The study, “Antibody response to a single dose of SARS-CoV-2 mRNA vaccine in patients with rheumatic and musculoskeletal diseases,” was published in Annals of the Rheumatic Diseases.
While the efficacy of the two COVID-19 vaccines has been established at more than 90%, responses are not well-defined in patients with rheumatic and musculoskeletal diseases, such as Sjögren’s syndrome, rheumatoid arthritis, or lupus, many of whom take medications that dampen immune responses.
To better understand how well these vaccines work in such patients, researchers at Johns Hopkins University investigated the development of anti-SARS-CoV-2 antibodies in patients who received their first vaccine dose and had no confirmed COVID-19 diagnosis. SARS-CoV-2 is the virus that causes COVID-19.
A total of 123 participants, who received their first shot between January and February, were recruited across the U.S. via social media. Most of them were female (95%), the median age was 50 years, 52% received the Pfizer-BioNTech vaccine, and the remaining got the Moderna vaccine.
Overall, 28% of the participants had inflammatory arthritis, 20% had systemic lupus erythematosus, 13% had Sjögren’s, and 29% had overlapping diseases.
A majority of patients (72%) were receiving some kind of immunosuppressive treatment, which included non-biologic disease-modifying antirheumatic drugs (DMARDs, 19%), biologic DMARDs (14%), or a combination (37%).
After a median of 22 days following the first vaccine dose, about three in four patients (78%) had detectable antibodies against the virus. A larger proportion of younger patients had antibody responses, but the difference did not reached statistical significance.
Compared with the overall population, a significantly lower proportion of patients taking the non-biologic DMARD mycophenolate (28%) or the biological treatment Rituxan (33%) had detectable antibodies. By contrast, nearly all patients (94%) taking TNF inhibitors developed antibodies.

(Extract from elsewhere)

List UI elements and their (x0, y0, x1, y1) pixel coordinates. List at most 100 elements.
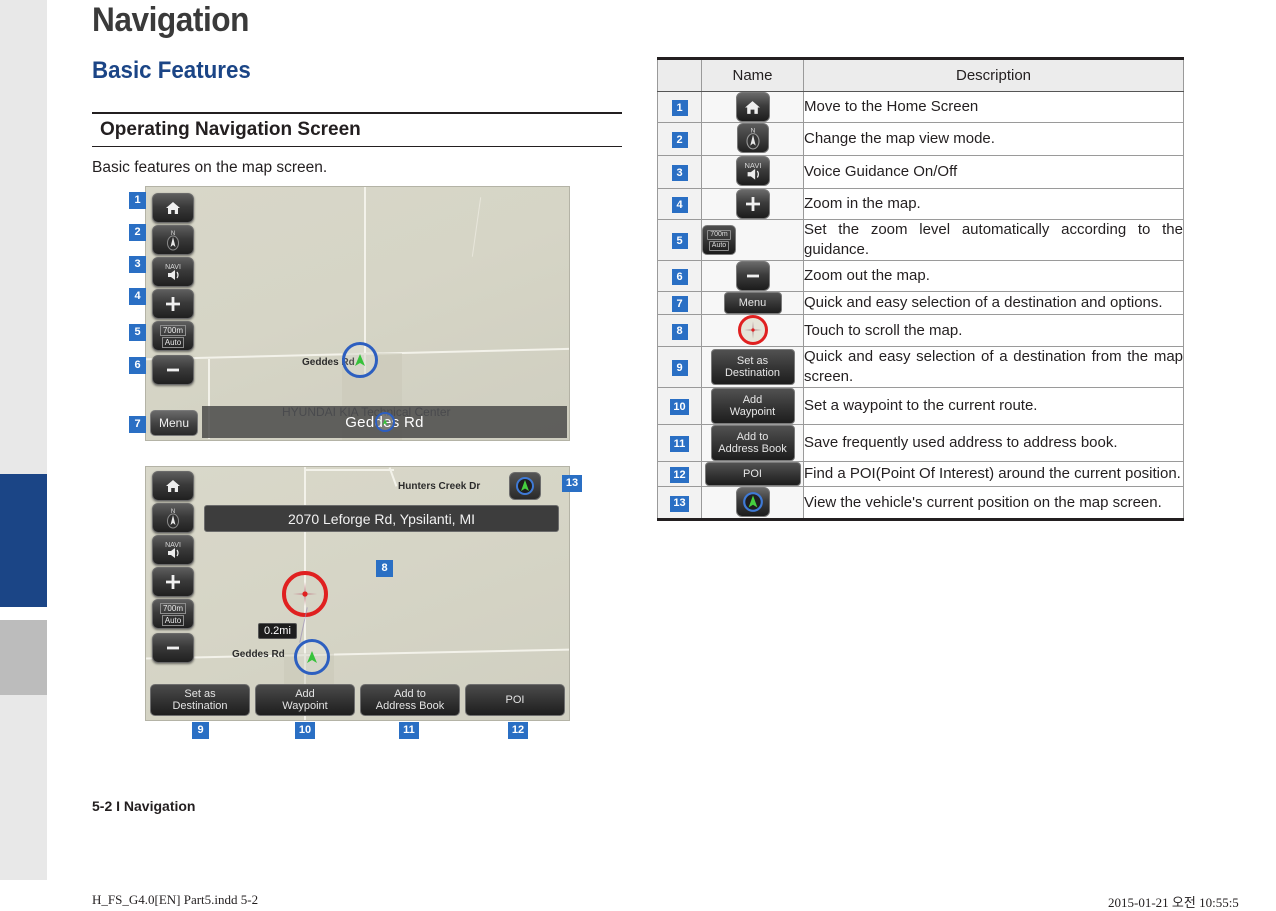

“The majority of participants developed detectable [anti-SARS-CoV-2] antibodies,” the researchers wrote. For patients with rheumatic diseases who are hesitant to get the COVID-19 vaccine, “this report can provide reassurance to patients and their providers,” they added.
The study was limited by its small size, overrepresentation of female participants, lack of information about treatment dosage or timing, and the use of antibody testing designed to detect antibody response after natural SARS-CoV-2 infection rather than vaccination.